April 15 (Bloomberg) -- A record number of companies canceled initial public offerings in the first quarter as stock markets fell and concerns about a recession sapped demand for new shares, a survey by Ernst & Young LLP said.

As many as 83 companies withdrew IPOs while a further 24 delayed share sales, the accounting firm said in a report published today. The number of companies going public declined 60 percent from the fourth quarter of 2007 and was down 38 percent from the first three months of last year.

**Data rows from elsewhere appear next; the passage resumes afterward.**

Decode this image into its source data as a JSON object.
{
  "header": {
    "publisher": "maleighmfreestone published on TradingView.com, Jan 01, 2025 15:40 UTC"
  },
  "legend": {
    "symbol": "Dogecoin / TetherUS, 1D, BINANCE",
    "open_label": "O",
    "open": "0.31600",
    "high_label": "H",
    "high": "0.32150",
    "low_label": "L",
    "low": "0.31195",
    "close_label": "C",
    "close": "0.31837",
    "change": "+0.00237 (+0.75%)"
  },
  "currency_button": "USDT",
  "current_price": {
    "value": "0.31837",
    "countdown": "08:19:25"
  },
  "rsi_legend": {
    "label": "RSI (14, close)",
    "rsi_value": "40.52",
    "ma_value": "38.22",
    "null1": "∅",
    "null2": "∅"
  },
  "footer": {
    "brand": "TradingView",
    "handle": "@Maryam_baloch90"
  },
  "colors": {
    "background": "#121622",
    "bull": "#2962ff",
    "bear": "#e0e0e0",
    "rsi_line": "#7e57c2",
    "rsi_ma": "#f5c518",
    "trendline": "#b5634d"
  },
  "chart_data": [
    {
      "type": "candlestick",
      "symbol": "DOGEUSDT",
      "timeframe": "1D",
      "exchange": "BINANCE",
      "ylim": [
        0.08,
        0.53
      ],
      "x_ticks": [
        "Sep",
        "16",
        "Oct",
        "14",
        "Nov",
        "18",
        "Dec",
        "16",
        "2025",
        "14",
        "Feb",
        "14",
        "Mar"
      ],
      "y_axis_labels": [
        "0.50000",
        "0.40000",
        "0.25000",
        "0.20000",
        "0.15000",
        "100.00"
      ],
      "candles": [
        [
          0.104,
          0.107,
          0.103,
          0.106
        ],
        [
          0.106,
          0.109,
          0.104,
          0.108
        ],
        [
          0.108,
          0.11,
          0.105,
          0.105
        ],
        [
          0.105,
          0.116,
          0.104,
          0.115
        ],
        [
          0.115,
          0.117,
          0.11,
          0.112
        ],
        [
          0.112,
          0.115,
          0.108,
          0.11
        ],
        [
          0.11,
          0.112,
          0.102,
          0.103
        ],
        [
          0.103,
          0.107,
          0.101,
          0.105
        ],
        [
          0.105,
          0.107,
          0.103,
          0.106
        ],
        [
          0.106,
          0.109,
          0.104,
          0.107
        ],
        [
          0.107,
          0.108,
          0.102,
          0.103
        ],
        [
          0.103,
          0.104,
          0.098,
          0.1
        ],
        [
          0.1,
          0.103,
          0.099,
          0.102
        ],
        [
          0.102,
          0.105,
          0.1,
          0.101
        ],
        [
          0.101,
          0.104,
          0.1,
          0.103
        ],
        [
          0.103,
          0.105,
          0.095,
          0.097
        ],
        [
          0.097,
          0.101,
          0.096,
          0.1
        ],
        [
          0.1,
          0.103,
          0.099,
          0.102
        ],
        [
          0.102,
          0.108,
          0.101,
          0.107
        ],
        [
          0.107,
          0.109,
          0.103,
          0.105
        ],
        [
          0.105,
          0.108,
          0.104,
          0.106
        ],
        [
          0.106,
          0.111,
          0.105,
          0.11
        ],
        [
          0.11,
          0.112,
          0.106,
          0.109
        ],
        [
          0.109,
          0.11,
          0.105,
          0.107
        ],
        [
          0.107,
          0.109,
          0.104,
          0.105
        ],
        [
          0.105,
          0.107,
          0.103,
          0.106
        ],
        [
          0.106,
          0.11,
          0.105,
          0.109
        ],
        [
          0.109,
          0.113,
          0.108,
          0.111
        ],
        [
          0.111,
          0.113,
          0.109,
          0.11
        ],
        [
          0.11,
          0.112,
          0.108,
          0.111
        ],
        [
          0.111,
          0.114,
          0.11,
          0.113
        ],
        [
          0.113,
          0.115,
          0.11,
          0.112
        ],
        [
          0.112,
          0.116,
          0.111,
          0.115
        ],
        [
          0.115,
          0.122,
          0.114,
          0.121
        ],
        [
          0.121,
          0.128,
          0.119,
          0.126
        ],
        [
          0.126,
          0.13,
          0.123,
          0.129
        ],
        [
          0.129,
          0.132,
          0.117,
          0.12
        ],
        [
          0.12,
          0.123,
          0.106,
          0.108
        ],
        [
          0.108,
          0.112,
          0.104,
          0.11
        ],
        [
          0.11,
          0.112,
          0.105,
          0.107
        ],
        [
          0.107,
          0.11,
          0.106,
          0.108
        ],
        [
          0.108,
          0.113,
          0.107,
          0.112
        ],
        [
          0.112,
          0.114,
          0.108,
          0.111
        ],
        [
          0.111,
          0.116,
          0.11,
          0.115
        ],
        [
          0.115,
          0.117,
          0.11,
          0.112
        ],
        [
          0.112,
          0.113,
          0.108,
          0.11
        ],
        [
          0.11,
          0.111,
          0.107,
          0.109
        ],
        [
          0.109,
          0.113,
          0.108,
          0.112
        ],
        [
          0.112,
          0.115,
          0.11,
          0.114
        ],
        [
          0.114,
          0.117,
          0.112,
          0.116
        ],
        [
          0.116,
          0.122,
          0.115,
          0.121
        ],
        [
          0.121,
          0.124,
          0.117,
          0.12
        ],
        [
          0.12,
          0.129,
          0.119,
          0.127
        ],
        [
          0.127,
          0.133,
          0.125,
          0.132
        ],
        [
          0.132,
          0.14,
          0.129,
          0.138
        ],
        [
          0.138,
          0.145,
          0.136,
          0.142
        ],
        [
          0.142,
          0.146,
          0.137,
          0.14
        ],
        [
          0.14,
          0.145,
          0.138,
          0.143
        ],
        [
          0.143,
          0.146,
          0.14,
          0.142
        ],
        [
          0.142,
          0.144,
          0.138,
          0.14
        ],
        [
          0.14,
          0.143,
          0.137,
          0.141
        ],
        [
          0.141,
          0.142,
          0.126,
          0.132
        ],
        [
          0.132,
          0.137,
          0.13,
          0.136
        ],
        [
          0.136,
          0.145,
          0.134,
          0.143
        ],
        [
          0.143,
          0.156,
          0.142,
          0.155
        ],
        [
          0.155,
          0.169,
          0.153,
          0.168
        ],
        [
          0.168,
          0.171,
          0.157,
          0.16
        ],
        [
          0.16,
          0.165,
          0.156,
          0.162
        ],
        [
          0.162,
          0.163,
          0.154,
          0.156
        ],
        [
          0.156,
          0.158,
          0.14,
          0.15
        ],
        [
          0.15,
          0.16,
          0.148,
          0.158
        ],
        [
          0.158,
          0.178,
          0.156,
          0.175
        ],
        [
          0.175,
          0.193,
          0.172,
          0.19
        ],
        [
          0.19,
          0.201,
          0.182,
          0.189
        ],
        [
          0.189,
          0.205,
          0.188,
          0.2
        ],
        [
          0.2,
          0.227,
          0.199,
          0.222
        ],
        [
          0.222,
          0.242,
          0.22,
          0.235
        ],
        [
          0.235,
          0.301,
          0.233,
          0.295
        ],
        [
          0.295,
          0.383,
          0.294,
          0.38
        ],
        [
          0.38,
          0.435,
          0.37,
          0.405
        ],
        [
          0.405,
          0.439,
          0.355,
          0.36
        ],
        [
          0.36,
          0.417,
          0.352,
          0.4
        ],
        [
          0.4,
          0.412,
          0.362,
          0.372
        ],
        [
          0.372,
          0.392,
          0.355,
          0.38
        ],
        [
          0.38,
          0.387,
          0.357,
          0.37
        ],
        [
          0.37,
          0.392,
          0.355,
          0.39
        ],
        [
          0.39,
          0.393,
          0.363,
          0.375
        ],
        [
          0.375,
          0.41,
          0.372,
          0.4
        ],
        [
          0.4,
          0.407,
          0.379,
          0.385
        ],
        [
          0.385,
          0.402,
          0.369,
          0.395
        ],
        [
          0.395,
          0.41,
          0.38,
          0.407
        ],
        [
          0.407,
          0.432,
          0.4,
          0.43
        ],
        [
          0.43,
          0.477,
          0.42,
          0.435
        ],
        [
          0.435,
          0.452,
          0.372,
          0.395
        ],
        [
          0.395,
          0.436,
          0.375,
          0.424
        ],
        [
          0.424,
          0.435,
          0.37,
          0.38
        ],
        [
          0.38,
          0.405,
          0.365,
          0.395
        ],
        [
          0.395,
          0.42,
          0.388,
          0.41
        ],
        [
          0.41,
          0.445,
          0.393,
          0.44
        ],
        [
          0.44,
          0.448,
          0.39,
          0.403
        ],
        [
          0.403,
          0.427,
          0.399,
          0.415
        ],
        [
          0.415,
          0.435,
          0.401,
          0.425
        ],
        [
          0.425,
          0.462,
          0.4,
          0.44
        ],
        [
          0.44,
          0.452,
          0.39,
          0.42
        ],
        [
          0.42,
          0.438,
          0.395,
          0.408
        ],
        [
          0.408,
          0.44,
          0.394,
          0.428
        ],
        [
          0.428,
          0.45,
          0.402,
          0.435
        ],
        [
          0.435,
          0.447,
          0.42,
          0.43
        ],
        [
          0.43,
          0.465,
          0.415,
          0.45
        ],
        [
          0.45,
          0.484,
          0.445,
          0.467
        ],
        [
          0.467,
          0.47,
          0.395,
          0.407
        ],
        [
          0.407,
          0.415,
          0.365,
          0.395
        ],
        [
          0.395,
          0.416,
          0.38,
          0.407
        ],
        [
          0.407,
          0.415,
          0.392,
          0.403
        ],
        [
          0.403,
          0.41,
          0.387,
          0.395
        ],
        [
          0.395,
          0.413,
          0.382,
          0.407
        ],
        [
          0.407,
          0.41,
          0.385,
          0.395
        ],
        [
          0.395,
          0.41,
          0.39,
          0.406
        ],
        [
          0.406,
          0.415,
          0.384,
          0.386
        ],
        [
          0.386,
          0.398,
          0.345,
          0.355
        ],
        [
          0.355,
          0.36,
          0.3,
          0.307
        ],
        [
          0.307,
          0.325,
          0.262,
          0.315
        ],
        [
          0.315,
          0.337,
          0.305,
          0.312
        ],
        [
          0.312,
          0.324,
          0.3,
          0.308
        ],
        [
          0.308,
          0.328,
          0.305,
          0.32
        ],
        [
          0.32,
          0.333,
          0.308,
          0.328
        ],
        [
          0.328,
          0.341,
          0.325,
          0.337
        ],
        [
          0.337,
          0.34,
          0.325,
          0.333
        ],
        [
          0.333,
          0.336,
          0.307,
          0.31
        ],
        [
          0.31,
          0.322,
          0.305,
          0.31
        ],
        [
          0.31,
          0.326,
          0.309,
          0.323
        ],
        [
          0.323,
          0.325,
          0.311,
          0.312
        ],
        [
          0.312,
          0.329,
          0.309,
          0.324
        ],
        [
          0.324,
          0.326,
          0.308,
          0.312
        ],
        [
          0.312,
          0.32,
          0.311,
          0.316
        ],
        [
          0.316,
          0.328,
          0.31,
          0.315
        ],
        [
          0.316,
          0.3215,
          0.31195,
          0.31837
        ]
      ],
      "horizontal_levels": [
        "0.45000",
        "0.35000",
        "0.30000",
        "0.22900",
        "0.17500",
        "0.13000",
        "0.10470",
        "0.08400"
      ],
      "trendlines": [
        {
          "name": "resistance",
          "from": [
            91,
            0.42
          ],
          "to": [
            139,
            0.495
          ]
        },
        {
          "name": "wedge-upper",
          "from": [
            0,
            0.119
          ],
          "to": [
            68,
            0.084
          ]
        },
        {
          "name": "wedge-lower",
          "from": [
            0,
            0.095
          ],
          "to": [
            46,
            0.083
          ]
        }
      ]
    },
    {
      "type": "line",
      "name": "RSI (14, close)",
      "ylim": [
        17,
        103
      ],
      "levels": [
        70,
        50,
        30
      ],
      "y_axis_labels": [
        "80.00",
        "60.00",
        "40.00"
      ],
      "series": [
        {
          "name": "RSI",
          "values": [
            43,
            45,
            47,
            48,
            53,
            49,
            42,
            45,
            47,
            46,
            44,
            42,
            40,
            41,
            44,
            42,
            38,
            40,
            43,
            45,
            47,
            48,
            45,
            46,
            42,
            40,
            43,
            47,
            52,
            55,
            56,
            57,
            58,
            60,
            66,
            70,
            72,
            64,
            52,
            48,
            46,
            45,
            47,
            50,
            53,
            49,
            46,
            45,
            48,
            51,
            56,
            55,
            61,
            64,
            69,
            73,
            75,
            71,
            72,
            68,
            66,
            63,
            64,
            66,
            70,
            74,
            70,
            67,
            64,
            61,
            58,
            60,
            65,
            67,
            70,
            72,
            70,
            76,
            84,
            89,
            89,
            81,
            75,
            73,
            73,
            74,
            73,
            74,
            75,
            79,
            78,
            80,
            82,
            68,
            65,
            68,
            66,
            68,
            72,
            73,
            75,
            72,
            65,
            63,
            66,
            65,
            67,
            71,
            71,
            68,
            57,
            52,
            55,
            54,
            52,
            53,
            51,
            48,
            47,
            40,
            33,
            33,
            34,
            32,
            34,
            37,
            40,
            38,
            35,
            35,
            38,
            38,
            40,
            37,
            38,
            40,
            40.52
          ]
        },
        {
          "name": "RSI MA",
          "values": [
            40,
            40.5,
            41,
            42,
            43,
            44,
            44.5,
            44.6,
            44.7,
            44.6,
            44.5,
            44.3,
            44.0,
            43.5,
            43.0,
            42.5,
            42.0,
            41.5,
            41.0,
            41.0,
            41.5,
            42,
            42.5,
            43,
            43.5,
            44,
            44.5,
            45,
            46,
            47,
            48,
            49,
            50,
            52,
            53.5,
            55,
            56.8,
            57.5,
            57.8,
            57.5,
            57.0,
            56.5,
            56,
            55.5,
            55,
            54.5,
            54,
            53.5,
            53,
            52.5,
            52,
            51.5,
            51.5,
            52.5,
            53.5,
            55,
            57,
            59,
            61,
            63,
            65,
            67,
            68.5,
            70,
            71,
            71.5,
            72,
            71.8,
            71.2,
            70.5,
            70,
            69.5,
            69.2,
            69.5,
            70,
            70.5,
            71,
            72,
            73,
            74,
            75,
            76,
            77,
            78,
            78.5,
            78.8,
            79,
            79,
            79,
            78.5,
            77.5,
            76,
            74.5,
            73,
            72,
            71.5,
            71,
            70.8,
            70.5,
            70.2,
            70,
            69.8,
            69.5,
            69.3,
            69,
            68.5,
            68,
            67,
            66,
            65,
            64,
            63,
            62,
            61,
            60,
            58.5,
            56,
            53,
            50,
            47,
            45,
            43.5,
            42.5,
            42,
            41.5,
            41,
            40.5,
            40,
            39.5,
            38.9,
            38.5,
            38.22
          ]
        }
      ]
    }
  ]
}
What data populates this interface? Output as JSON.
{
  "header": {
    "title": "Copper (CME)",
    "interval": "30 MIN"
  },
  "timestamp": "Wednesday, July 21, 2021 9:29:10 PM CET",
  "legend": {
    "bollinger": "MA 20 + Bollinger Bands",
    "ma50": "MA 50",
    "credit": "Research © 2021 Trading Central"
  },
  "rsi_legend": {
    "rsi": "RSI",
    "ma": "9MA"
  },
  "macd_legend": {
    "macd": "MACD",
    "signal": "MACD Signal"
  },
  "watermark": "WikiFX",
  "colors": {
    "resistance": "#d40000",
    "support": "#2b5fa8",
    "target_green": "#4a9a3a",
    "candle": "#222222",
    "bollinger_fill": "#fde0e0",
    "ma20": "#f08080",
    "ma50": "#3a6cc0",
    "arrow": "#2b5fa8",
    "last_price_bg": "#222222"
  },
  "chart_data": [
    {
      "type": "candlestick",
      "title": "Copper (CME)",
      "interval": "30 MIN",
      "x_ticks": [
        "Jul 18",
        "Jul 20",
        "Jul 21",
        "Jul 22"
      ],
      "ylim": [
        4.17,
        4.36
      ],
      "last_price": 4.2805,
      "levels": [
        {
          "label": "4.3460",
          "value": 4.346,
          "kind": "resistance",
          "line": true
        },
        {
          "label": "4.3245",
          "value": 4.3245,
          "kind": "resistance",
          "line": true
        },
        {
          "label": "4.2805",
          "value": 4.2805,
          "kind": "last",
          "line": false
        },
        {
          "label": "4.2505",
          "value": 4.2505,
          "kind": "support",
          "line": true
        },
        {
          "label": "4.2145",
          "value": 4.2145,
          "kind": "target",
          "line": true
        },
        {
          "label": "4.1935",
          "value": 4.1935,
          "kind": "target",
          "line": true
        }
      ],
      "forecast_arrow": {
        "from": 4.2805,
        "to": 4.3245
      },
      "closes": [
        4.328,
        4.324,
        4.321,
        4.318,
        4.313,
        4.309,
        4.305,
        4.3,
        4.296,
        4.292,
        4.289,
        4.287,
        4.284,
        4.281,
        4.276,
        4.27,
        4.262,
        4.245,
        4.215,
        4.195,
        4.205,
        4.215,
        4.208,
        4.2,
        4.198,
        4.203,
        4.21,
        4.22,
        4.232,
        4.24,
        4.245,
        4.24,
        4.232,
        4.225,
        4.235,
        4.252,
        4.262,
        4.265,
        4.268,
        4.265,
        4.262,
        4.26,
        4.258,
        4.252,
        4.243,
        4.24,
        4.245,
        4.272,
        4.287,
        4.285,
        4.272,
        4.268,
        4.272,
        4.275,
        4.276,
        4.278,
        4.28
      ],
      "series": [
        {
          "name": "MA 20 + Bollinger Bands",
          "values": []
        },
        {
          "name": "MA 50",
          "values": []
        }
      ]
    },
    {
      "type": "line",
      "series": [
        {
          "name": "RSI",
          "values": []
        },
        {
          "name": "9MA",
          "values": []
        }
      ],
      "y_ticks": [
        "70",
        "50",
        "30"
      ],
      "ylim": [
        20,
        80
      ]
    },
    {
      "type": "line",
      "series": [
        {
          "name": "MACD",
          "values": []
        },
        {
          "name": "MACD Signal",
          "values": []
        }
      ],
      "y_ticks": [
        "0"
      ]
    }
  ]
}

``There isn't likely to be much change before the last quarter and that's probably an optimistic prognosis,'' Ernst & Young IPO Leader David Wilkinson said today in a Bloomberg Television interview. ``We're looking toward 2009 for when confidence might start returning.''

The MSCI World Index has slipped 13 percent since reaching a record in October as the surge in subprime-mortgage defaults sparked a worldwide credit crisis and threatened to send the U.S. economy into recession. Apax pulled its planned $2.5 billion IPO of fashion brand Tommy Hilfiger Corp. in January, citing ``market conditions.''

HSH Nordbank AG, the German state-owned lender specializing in ship financing, said last month it will postpone a planned IPO, saying the market environment had worsened. Cia. de Saneamento de Minas Gerais, a Brazilian sanitation company, and Denmark's Dong Energy have also shelved planned share sales.

The Chicago Board Options Exchange Volatility Index climbed to a five-year high earlier this month.